His Advent sermons of 1933, delivered in the vast Munich Cathedral, the Frauenkirche, drew thousands of Munich’s citizens—there was standing room only. They came to listen to the Cardinal who fearlessly challenged German National Socialism. They came to hear this defender of the Church assert the rights and freedoms of the Church, and to call for the protection of innocent life. They came to be inspired and they were. In Advent Sermon No. 1, Cardinal von Faulhaber said:
The people of Israel, through the Mother of the Saviour, were kinsmen of Christ. But in the kingdom of God ties of blood are not sufficient... Christ, therefore, rejects the ties of blood ; He demands the tie of faith, the hearing of the word of God.
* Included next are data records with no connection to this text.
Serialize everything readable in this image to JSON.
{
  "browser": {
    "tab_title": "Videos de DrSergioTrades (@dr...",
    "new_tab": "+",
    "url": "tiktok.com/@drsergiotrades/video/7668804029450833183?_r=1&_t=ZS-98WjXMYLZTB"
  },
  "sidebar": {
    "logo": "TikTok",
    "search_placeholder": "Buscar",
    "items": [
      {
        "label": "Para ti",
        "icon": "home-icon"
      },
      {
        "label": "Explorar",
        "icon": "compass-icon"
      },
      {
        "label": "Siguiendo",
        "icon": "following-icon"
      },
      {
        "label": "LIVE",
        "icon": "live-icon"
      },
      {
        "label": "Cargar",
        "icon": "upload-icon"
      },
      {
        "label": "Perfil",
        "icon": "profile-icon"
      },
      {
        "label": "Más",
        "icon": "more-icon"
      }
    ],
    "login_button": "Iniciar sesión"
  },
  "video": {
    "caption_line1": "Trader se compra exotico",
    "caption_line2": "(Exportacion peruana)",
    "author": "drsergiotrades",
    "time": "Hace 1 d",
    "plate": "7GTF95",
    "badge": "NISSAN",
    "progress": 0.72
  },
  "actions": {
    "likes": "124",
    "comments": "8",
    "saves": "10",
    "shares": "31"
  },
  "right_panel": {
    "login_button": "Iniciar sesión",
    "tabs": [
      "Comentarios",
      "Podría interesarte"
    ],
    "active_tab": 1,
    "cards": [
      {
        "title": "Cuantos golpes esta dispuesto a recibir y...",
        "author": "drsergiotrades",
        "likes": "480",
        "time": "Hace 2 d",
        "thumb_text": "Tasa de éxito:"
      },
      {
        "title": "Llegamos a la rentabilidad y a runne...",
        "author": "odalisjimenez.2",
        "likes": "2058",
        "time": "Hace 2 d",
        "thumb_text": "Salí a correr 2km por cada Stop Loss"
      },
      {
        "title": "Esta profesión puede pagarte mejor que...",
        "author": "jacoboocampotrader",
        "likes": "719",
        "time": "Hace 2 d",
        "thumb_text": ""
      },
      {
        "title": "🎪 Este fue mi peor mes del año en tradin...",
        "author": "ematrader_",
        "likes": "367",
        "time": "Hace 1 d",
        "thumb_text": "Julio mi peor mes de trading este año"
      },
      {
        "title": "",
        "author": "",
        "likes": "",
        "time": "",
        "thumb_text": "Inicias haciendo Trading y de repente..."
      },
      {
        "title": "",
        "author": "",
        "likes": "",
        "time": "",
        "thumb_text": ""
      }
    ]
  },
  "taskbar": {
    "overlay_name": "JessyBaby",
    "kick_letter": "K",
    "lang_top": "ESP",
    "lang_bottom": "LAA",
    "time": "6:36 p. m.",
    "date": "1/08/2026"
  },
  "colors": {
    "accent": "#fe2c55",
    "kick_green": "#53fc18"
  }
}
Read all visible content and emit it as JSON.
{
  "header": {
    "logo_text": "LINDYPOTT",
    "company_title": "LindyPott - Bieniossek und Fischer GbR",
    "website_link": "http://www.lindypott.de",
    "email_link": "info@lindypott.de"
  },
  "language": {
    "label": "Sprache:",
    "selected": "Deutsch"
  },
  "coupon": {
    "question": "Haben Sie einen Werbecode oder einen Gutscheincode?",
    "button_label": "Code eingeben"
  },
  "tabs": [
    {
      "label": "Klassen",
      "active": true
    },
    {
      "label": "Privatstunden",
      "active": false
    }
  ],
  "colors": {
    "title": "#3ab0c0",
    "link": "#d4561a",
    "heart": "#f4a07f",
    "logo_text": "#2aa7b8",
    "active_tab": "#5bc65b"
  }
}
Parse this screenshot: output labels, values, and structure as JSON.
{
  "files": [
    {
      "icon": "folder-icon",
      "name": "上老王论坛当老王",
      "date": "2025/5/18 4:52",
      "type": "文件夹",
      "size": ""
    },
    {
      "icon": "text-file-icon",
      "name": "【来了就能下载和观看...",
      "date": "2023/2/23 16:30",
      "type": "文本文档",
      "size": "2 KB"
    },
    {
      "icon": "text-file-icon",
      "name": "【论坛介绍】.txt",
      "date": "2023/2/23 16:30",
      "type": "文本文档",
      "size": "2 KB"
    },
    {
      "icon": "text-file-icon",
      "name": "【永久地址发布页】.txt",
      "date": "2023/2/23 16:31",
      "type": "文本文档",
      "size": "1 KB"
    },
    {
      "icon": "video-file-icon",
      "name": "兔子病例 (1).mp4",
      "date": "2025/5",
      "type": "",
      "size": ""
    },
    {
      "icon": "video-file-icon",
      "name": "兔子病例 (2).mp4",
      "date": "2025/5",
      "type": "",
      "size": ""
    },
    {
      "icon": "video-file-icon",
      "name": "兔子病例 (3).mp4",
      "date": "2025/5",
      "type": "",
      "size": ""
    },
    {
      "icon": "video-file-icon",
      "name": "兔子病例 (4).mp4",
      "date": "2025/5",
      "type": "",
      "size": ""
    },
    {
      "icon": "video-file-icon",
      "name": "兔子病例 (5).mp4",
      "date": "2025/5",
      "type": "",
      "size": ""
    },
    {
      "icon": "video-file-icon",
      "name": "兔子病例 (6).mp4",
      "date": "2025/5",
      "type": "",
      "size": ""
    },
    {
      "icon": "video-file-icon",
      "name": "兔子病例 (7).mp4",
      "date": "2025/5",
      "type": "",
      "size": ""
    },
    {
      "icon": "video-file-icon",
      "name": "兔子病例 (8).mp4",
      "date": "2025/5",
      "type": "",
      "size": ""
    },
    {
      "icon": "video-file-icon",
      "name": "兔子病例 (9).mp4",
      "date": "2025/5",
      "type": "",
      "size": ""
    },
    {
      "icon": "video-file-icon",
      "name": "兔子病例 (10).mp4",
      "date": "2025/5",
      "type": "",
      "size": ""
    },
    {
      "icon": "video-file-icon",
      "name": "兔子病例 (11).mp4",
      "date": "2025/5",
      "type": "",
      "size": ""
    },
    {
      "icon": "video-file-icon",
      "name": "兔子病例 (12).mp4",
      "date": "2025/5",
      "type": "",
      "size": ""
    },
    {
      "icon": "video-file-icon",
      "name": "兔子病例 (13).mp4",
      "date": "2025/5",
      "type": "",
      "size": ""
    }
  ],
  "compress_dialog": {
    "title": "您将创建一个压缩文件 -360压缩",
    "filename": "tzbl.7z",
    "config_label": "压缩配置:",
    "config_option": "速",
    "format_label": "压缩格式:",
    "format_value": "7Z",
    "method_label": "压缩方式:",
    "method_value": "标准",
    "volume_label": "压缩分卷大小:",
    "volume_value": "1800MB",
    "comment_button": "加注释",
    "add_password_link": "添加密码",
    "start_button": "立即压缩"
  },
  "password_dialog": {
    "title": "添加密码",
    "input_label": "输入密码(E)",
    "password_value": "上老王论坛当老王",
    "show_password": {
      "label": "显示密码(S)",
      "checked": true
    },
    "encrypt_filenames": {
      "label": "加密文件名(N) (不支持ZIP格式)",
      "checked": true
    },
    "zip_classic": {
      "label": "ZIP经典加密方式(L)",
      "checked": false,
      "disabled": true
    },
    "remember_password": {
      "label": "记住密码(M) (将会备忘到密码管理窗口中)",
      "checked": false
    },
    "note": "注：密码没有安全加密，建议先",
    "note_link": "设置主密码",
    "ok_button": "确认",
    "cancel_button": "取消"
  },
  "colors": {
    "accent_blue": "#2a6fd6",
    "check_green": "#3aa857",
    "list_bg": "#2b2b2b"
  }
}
Whoever is united with Christ by baptism and by living faith is mother or brother to Him. So the question is not : Was Christ a Jew or an Aryan? It is : Are we members of Christ by baptism and by faith? For in Christ Jesus neither circumcision availeth anything, nor uncircumcision ; but a new creature (Gal. vi, 15).
By the 1940's when Hitler’s "final solution" became clear to all – annihilation of the Jews. Faulhaber ordered yellow armbands with the Star of David to be placed on the statues of Christ and Mary throughout his archdiocese. It was simple logic. Christ was a Jew. Our Blessed Mother was a Jew. Faulhaber’s courage made the Nazi party cower.
No one in the Gestapo dare take these yellow armbands down. So, Munich, the birthplace of the Nazi movement, became the center of Nazi resistance. And although Dachau was located just ten miles outside Munich’s city limits, Hitler’s policies were severely weakened in Munich by the courage of a single man.
 The Encyclopedia Britannica says: "Repelled by Nazi totalitarianism, neopaganism, and racism, Faulhaber contributed to the failure of Hitler’s Munich Putsch (1923)... During the Nazi regime he delivered his famous sermons entitled Judaism, Christianity, and Germany... Throughout his sermons until the collapse (1945) of the Third Reich, Faulhaber vigorously criticized Nazism, despite governmental opposition. Attempts on his life were made in 1934 and in 1938. He worked with American occupation forces after the war, and he received the West German Republic’s highest award, the Grand Cross of the Order of Merit."